Interpreting the results/next steps
Take the following action:
- High scores: If most of the average group scores are in the 4-5 range, then it is likely the team is experiencing collective Flow.
- Other scores: If the average of some or all of the scores are in the lower range, set aside the time for an improvement session to develop ideas for improving the team performance.
- Some team members not experiencing Flow: If one or two members of the team are rating the Flow scores low and the rest of the team are reporting high scores, have a conversation to explore what the team can do to help them have a more enjoyable experience.
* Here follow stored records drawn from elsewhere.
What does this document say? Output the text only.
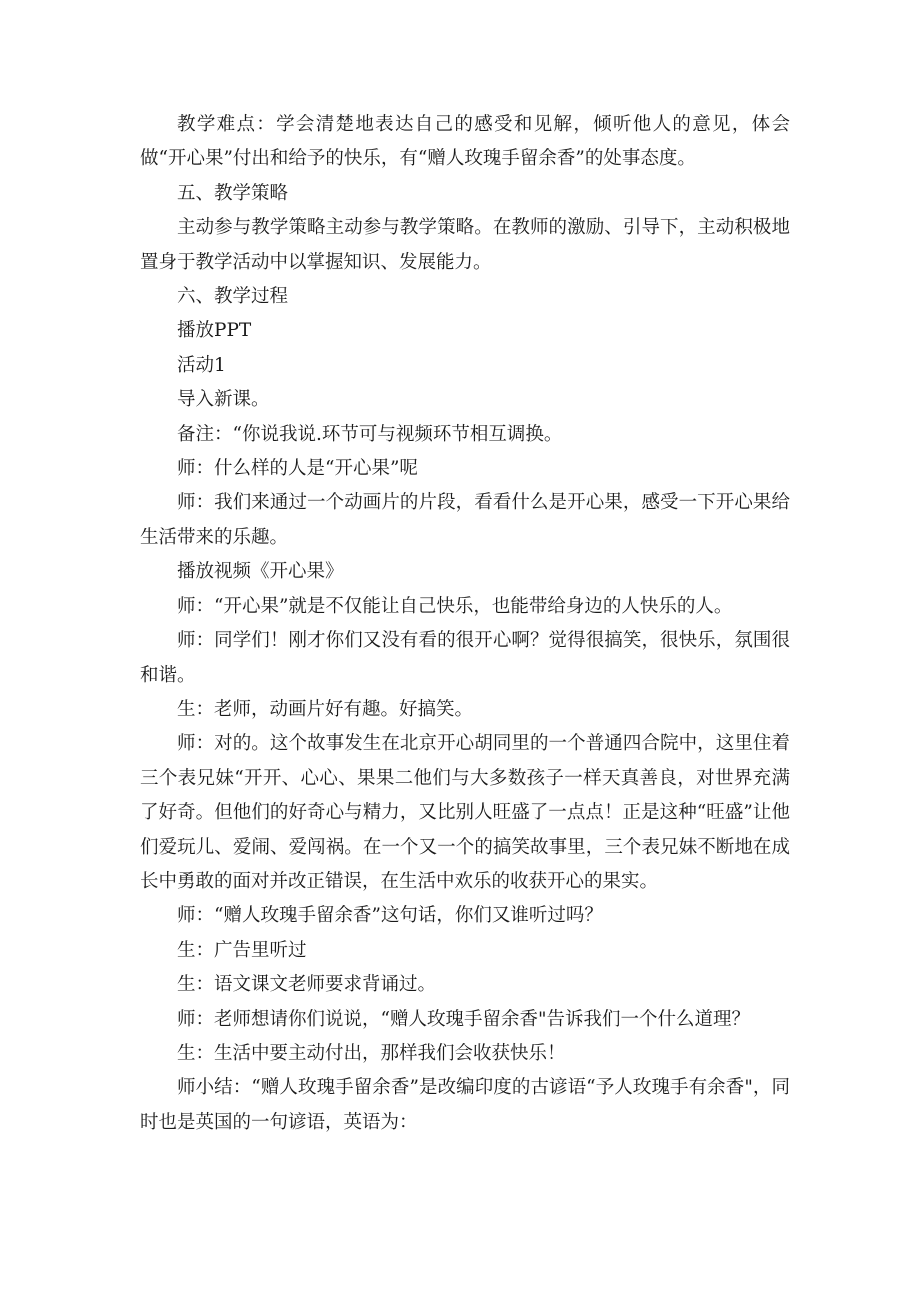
教学难点：学会清楚地表达自己的感受和见解，倾听他人的意见，体会做“开心果”付出和给予的快乐，有“赠人玫瑰手留余香”的处事态度。

五、教学策略

主动参与教学策略主动参与教学策略。在教师的激励、引导下，主动积极地置身于教学活动中以掌握知识、发展能力。

六、教学过程

播放PPT

活动1

导入新课。

备注：“你说我说.环节可与视频环节相互调换。

师：什么样的人是“开心果”呢

师：我们来通过一个动画片的片段，看看什么是开心果，感受一下开心果给生活带来的乐趣。

播放视频《开心果》

师：“开心果”就是不仅能让自己快乐，也能带给身边的人快乐的人。

师：同学们！刚才你们又没有看的很开心啊？觉得很搞笑，很快乐，氛围很和谐。

生：老师，动画片好有趣。好搞笑。

师：对的。这个故事发生在北京开心胡同里的一个普通四合院中，这里住着三个表兄妹“开开、心心、果果二他们与大多数孩子一样天真善良，对世界充满了好奇。但他们的好奇心与精力，又比别人旺盛了一点点！正是这种“旺盛”让他们爱玩儿、爱闹、爱闯祸。在一个又一个的搞笑故事里，三个表兄妹不断地在成长中勇敢的面对并改正错误，在生活中欢乐的收获开心的果实。

师：“赠人玫瑰手留余香”这句话，你们又谁听过吗？

生：广告里听过

生：语文课文老师要求背诵过。

师：老师想请你们说说，“赠人玫瑰手留余香"告诉我们一个什么道理？

生：生活中要主动付出，那样我们会收获快乐！

师小结：“赠人玫瑰手留余香”是改编印度的古谚语“予人玫瑰手有余香"，同时也是英国的一句谚语，英语为：
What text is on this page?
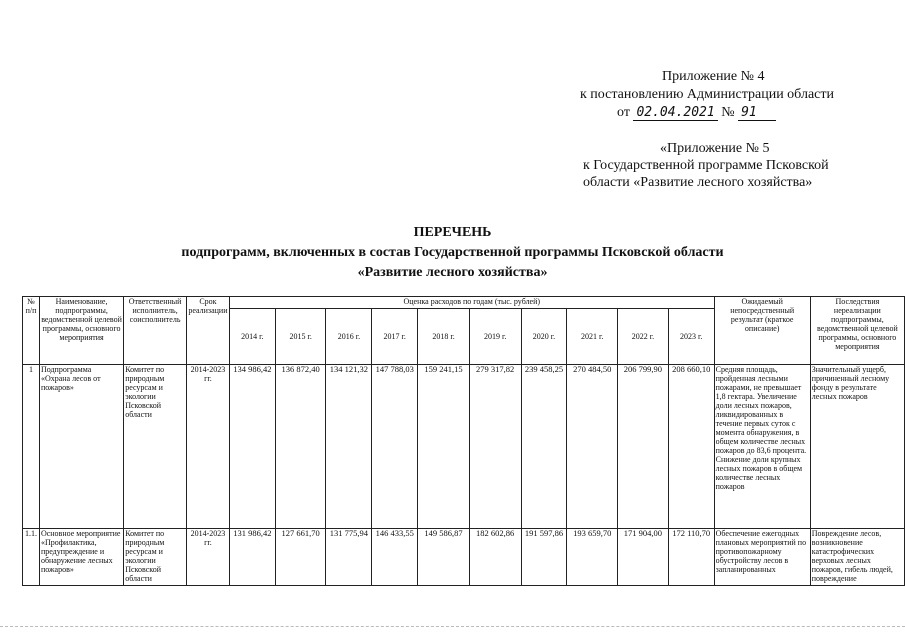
Приложение № 4
к постановлению Администрации области
от 02.04.2021 № 91
«Приложение № 5
к Государственной программе Псковской
области «Развитие лесного хозяйства»
ПЕРЕЧЕНЬ
подпрограмм, включенных в состав Государственной программы Псковской области
«Развитие лесного хозяйства»
№ п/п	Наименование, подпрограммы, ведомственной целевой программы, основного мероприятия	Ответственный исполнитель, соисполнитель	Срок реализации	Оценка расходов по годам (тыс. рублей)										Ожидаемый непосредственный результат (краткое описание)	Последствия нереализации подпрограммы, ведомственной целевой программы, основного мероприятия
				2014 г.	2015 г.	2016 г.	2017 г.	2018 г.	2019 г.	2020 г.	2021 г.	2022 г.	2023 г.		
1	Подпрограмма «Охрана лесов от пожаров»	Комитет по природным ресурсам и экологии Псковской области	2014-2023 гг.	134 986,42	136 872,40	134 121,32	147 788,03	159 241,15	279 317,82	239 458,25	270 484,50	206 799,90	208 660,10	Средняя площадь, пройденная лесными пожарами, не превышает 1,8 гектара. Увеличение доли лесных пожаров, ликвидированных в течение первых суток с момента обнаружения, в общем количестве лесных пожаров до 83,6 процента. Снижение доли крупных лесных пожаров в общем количестве лесных пожаров	Значительный ущерб, причиненный лесному фонду в результате лесных пожаров
1.1.	Основное мероприятие «Профилактика, предупреждение и обнаружение лесных пожаров»	Комитет по природным ресурсам и экологии Псковской области	2014-2023 гг.	131 986,42	127 661,70	131 775,94	146 433,55	149 586,87	182 602,86	191 597,86	193 659,70	171 904,00	172 110,70	Обеспечение ежегодных плановых мероприятий по противопожарному обустройству лесов в запланированных	Повреждение лесов, возникновение катастрофических верховых лесных пожаров, гибель людей, повреждение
Consider the following further improvements to the group activity:
- If you have not been using a structured meeting process to guide your meetings/workshops, do so now, and expect a significant improvement in team performance and satisfactions
- Make sure the purpose of the meeting is made clear at the start of the session, and that each question is adequately announced and explained.
- Adjust the meeting protocol so the meeting is more efficient and productive.
- Revise the meeting process: clear and easy-to-respond-to questions, no redundant questions, include word prompts to scaffold/stimulate thinking and the questions are in the correct sequences, the first question is relatively easy to discuss/respond to, the last question generates a clear outcome.
- Ensure the participants have adequate information to respond to questions.